The San Diego Chargers have a culture problem, and it’s one they have had for years. The problem was best described by a member of the New England Patriots, after that team defeated the Chargers in San Diego in a championship game. He said, “The Chargers are a team where they come out before the game with their helmets off and everybody has their own sack dance.”
This team’s culture is not about being a professional football player, it’s about being a celebrity. During the game it’s about making the play, not because that is the job but because, having made the play, one can do a dance and call attention to one’s self. Off the field it’s about being seen in the most fashionable nightclub with a pretty girl on one’s arm, and driving home from that club with a blood alcohol of .15% or more.
This team is undisciplined, always has been. Too many missed assignments; missed because the player thought he could go make the play; make the play so that he could then do his “look at me” dance. I’ve watched a lot of football games, a lot of teams; I have never seen so many missed assignments and so much self-adulating celebration.
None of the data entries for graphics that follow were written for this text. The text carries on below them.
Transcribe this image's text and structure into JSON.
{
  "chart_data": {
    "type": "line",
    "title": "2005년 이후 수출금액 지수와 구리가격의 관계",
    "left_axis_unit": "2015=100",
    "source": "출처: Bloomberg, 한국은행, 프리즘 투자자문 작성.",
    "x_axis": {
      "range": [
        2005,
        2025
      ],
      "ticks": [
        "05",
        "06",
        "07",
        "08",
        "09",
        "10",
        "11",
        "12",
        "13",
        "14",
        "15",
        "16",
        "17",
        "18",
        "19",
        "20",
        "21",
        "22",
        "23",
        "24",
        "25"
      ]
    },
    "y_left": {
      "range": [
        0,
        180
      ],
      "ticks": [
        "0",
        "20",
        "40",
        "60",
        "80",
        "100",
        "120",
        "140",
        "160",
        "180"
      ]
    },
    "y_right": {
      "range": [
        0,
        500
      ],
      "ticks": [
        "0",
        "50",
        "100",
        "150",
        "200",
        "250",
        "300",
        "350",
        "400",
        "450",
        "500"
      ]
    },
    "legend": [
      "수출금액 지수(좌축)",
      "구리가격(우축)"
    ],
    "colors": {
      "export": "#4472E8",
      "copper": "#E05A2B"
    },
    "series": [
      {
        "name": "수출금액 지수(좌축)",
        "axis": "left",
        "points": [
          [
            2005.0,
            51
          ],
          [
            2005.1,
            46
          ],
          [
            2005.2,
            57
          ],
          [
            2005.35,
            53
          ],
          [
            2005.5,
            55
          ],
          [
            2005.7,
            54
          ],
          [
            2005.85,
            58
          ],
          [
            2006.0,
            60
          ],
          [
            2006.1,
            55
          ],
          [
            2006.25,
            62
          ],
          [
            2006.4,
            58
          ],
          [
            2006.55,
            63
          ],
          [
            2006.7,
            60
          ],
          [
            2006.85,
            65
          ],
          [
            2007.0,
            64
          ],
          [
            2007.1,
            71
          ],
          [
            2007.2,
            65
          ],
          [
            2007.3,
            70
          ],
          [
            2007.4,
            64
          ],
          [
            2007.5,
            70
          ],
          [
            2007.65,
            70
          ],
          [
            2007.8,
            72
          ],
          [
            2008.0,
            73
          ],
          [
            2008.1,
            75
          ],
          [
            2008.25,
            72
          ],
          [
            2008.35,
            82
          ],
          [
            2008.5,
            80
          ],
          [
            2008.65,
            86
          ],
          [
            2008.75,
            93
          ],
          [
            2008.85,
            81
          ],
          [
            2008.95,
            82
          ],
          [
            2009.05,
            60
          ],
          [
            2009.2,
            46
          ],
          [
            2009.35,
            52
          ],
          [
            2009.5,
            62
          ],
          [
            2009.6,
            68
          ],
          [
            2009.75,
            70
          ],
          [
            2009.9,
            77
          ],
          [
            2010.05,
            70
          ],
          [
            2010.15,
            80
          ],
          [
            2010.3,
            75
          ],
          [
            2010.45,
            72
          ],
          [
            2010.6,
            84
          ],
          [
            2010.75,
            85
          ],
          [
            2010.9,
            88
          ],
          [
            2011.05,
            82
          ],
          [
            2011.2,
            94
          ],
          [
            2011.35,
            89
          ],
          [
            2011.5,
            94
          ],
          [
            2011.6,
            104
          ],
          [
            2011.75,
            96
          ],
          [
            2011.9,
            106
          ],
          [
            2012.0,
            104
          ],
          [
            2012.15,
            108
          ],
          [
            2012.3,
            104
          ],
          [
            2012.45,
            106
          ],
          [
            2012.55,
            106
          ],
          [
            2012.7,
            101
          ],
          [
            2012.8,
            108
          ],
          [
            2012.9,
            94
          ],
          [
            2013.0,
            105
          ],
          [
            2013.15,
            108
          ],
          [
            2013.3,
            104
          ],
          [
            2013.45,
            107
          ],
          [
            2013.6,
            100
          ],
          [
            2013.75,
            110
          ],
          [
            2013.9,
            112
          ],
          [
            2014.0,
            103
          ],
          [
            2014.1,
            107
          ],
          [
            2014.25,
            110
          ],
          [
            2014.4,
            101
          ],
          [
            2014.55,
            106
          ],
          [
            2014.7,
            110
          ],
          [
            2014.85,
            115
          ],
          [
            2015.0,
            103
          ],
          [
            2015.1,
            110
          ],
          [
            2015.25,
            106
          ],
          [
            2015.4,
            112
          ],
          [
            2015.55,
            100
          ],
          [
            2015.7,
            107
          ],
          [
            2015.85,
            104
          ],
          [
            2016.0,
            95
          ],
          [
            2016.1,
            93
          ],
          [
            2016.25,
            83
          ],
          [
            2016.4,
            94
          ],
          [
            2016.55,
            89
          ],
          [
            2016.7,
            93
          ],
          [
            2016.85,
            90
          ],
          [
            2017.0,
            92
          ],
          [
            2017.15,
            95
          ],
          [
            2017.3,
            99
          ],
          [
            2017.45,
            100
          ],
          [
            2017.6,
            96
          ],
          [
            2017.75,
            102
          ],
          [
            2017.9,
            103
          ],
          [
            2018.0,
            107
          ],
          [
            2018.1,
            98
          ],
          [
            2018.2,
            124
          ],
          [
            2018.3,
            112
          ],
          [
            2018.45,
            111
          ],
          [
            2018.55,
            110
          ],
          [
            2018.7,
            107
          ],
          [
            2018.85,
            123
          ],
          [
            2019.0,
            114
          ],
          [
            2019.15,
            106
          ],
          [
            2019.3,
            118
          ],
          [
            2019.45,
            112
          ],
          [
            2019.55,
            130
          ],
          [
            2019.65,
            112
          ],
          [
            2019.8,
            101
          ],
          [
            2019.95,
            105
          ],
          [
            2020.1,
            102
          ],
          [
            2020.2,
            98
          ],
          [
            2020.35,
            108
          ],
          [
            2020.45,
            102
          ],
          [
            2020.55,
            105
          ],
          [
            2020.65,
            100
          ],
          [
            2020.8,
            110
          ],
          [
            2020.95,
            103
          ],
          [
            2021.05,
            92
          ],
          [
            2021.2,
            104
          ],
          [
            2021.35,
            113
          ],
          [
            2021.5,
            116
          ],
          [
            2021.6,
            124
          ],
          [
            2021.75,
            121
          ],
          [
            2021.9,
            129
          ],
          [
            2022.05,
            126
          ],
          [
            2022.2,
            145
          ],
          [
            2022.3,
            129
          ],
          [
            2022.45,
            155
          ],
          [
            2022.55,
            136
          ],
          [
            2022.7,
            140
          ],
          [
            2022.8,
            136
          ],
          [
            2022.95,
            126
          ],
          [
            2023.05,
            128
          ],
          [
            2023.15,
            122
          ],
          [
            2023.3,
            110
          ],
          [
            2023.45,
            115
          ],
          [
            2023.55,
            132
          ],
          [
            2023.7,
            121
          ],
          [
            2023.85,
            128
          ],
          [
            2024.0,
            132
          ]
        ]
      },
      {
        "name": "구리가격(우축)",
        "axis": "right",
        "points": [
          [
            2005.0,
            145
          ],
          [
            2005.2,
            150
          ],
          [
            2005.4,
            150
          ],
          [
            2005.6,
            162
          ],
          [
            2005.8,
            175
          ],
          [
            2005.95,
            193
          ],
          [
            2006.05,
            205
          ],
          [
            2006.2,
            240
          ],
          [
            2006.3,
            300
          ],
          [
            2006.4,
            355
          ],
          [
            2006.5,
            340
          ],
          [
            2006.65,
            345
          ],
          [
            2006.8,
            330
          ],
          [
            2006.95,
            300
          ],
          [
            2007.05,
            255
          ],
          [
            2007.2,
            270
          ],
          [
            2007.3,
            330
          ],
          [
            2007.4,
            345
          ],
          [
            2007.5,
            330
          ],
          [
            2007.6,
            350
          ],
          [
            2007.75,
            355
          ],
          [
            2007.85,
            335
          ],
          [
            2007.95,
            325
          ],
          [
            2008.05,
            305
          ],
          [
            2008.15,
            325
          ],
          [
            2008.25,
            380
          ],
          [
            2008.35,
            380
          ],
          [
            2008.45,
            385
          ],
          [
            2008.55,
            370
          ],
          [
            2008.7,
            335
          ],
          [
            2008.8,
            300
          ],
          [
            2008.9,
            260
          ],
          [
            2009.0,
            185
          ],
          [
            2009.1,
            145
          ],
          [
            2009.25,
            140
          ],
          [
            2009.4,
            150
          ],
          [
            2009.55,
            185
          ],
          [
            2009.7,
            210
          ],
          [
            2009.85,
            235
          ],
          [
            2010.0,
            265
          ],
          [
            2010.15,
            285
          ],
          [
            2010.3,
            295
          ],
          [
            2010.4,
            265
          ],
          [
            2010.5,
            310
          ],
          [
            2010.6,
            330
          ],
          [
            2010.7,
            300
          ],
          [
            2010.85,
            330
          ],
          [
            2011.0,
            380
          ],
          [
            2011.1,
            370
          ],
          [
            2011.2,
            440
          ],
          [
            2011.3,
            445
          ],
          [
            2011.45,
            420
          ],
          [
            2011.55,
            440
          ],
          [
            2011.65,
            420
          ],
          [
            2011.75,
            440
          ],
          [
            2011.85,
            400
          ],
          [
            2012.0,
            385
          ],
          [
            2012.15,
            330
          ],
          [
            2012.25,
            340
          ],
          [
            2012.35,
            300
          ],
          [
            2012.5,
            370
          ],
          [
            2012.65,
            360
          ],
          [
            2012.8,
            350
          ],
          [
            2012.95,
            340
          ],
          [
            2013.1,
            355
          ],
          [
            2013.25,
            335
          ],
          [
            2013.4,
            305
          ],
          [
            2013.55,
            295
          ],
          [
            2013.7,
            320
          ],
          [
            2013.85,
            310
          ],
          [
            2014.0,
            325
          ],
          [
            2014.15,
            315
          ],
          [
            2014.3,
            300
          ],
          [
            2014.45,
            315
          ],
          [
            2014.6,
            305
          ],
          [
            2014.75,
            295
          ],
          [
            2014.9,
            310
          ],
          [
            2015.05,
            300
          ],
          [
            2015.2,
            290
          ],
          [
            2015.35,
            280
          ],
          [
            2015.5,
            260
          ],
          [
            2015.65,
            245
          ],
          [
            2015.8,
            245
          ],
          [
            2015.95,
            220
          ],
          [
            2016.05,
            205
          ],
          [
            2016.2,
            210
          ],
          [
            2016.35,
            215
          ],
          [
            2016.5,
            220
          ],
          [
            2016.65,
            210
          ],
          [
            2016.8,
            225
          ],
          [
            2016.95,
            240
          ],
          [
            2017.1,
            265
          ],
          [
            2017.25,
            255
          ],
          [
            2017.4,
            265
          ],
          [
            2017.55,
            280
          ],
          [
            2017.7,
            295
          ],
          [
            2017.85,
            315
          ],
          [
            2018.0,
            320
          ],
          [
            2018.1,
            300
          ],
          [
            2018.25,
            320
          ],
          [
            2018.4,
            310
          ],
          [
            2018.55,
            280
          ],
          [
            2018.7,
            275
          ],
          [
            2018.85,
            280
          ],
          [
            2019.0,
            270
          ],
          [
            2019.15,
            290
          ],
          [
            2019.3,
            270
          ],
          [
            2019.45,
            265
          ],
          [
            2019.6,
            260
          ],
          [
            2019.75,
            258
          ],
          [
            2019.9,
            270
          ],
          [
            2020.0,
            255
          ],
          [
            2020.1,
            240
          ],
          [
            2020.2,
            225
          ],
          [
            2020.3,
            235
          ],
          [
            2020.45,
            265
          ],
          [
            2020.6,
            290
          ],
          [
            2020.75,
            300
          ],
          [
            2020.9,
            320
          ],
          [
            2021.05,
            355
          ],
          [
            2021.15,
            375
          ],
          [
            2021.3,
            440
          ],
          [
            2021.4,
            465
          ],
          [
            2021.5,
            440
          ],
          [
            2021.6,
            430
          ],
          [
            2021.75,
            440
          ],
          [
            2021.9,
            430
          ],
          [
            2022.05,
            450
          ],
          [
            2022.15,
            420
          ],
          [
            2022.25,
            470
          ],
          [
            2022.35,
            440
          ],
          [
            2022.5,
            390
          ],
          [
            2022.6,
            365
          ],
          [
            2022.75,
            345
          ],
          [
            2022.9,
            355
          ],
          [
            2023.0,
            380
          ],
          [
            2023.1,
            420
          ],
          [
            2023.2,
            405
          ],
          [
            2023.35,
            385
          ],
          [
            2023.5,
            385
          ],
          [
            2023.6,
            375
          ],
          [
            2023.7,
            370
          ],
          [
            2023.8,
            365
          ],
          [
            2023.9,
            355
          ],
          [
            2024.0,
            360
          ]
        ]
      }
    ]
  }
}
This team has won games because a high-powered offense has often overcome the inability of the defense to play for more than about thirty minutes before the lifestyle of nightclubbing and partying takes its toll, but the offense has to do that in the thirty minute limit that their similar lifestyle imposes on their peak play.
A brain and body that was drunk on Friday night is not mentally or physically ready to play NFL football on Sunday.
On the Friday night before the playoff game with the Jets last year, Chargers players were out partying and nightclubbing, and claim that had no effect on their loss Sunday to the Jets. The Jet players were not out partying Friday night, they were staying in peak physical condition, were mentally preparing to play a complex and demanding game, and they made the Chargers look like fools. Which they were, and are.